One of the earliest mentions of Arthur is related in the Welsh The Mabinogion, in the story of the hero Culwhch. The name Culwhch means “Son of Pig,” due to the hero's birth in a pigsty. Culwhch seems to have some relation to an ancient Gallic boar god. This is worth mentioning because there is evidence from this period of another Gallic god, an anthropomorphic bear called Artios. Perhaps the story of Culwhch and Arthur is derived from a long lost Gallic myth.
Historical records of the sixth century mention the heroic battle victories of an unnamed chieftain; these battles were soon afterward attributed to Arthur. In the ninth century, Welsh monasteries recorded a number of battle victories, and the deaths of Arthur and Mordred, and compiled lists of his heroic company, but they give little else in the way of details of his life or identity. In any case, it is generally assumed that Arthur was a chieftain or even a sort of mercenary soldier employed by British kings. Later Welsh legends identified Arthur as a cousin of the hero Culwhch, and it is through these tales that Arthur began to evolve as a mythological hero.
Welsh Origins of Arthur: Culwhch and Olwen
Culwhch is the penultimate Welsh god hero, who is best-known from The Mabinogion romance “Culwhch and Olwen.” Culwhch's legends are filled with ancient Celtic religious imagery and certainly date from a much earlier era. Culwhch's story contains many parallels to the tales of Cuchulainn and other divine heroes. Many of the companions of Culwhch, such as the river deity Cei or the one-armed Bedwyr, reappear in the Arthurian corpus as companions of the Round Table.

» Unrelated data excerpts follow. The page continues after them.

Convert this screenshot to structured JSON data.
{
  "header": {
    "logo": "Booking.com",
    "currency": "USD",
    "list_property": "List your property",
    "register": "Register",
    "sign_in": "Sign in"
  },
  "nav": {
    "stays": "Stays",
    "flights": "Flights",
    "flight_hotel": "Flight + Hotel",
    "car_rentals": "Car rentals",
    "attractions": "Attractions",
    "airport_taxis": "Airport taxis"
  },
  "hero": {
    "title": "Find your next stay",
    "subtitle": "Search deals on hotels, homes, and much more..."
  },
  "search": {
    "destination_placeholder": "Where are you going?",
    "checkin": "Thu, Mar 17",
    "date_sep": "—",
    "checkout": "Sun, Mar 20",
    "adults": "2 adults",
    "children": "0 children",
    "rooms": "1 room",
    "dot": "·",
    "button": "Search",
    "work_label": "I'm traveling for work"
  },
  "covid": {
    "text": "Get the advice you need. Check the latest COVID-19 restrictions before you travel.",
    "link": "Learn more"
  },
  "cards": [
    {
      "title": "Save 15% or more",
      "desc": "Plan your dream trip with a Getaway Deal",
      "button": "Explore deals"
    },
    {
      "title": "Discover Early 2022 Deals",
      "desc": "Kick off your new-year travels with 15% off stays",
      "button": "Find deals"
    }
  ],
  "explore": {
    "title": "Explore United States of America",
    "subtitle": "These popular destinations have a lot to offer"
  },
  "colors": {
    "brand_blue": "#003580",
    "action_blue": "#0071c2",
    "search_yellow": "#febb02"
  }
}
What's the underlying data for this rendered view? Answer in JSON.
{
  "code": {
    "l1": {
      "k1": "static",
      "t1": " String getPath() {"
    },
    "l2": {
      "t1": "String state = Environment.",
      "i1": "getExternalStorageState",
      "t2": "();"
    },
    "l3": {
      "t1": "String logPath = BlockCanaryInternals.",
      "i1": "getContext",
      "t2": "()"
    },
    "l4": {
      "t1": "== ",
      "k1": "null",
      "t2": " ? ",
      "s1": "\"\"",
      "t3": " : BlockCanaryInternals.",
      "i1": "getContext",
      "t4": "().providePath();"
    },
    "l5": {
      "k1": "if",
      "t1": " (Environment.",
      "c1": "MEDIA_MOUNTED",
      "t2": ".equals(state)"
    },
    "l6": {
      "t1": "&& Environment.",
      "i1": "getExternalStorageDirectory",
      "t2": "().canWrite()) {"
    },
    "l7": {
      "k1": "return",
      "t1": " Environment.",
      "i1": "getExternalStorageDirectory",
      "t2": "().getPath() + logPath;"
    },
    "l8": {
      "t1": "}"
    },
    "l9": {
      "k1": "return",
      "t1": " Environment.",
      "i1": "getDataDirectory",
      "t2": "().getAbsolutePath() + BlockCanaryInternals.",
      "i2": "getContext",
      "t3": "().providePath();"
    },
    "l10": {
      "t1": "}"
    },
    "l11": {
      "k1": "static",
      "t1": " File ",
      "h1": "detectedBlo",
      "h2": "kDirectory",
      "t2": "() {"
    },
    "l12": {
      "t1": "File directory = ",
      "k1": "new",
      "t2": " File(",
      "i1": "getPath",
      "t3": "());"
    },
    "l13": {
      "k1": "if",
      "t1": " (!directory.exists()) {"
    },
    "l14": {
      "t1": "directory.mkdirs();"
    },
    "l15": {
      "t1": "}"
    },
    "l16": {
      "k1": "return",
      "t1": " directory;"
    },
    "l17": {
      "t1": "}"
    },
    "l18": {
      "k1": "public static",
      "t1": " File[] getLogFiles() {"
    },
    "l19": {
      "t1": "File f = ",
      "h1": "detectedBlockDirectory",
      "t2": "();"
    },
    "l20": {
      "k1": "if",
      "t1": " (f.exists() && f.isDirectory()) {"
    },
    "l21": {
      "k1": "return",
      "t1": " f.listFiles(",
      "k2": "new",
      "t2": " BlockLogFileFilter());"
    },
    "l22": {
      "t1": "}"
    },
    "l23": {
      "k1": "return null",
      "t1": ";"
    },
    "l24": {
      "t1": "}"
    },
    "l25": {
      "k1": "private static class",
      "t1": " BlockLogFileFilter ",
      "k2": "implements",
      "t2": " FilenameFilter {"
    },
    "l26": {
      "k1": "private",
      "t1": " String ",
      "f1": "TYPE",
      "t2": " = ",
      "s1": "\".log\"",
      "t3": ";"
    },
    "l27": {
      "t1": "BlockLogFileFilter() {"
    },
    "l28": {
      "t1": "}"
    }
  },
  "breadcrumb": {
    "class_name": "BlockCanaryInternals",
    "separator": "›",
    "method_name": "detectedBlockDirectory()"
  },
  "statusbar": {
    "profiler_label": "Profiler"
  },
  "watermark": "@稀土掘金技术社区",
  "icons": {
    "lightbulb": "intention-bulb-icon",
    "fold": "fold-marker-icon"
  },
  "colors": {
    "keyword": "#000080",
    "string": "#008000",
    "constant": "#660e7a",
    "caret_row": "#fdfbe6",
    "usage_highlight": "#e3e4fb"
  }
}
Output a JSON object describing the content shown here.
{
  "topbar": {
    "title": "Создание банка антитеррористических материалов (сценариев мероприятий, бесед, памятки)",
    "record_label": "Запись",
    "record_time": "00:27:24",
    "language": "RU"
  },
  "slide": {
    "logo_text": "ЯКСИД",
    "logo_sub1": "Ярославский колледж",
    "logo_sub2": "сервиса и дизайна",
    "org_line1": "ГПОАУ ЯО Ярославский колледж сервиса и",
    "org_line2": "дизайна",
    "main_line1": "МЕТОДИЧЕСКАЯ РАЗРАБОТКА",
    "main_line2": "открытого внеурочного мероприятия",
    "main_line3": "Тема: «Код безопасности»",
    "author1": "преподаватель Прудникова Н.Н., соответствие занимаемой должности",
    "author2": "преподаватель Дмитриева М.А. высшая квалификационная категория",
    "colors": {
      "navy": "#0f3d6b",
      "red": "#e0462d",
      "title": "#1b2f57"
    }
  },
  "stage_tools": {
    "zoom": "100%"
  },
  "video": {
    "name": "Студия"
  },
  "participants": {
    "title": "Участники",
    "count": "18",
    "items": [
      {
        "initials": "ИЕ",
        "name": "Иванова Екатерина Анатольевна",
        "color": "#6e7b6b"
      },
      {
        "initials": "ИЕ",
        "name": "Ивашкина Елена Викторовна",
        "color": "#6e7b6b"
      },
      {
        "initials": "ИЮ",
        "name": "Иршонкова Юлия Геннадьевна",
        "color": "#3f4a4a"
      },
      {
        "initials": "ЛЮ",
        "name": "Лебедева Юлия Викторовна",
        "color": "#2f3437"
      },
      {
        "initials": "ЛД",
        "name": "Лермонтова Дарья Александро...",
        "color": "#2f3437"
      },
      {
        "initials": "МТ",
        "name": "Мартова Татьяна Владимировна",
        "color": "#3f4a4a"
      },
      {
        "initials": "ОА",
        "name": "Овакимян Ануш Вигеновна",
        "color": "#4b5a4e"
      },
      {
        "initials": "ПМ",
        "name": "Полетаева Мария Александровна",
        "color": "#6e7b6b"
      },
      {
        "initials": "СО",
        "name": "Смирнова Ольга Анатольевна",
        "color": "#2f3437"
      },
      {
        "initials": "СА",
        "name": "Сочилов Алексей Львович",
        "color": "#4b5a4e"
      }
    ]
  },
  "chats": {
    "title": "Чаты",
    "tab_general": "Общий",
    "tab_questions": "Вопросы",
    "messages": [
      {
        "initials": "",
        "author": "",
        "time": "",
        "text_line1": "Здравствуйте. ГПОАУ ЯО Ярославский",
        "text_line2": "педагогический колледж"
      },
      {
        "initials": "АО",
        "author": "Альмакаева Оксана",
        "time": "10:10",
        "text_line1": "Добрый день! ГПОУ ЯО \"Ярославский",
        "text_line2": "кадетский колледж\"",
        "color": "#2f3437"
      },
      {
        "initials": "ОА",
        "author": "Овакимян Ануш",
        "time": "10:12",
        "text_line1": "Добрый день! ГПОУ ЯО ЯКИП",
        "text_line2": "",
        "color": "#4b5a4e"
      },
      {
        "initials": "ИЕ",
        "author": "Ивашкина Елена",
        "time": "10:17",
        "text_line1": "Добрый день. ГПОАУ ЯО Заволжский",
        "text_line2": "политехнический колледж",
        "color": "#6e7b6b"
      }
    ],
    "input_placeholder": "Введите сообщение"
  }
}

Culwhch is clearly a prototype of the mythological Arthur, and Arthur makes an appearance in the tales of Culwhch as a cousin or companion, alongside many other characters who later emerge as central figures in the Arthurian tales. Culwhch himself may be related to an ancient Welsh god and is closely associated with boar symbolism; Arthur as the bear seems to round out the woodland gods hypothesis.
Before Geoffrey of Monmouth, Arthur was perceived as a warrior but not a terribly romantic hero. In many tales he is portrayed as a hothead, even a murderer, and is the victim of trickery on a number of occasions. Arthur is himself placed into the trickster role himself in a number of folk legends and is even sometimes identified as the leader of the raucous and violent Wild Hunt.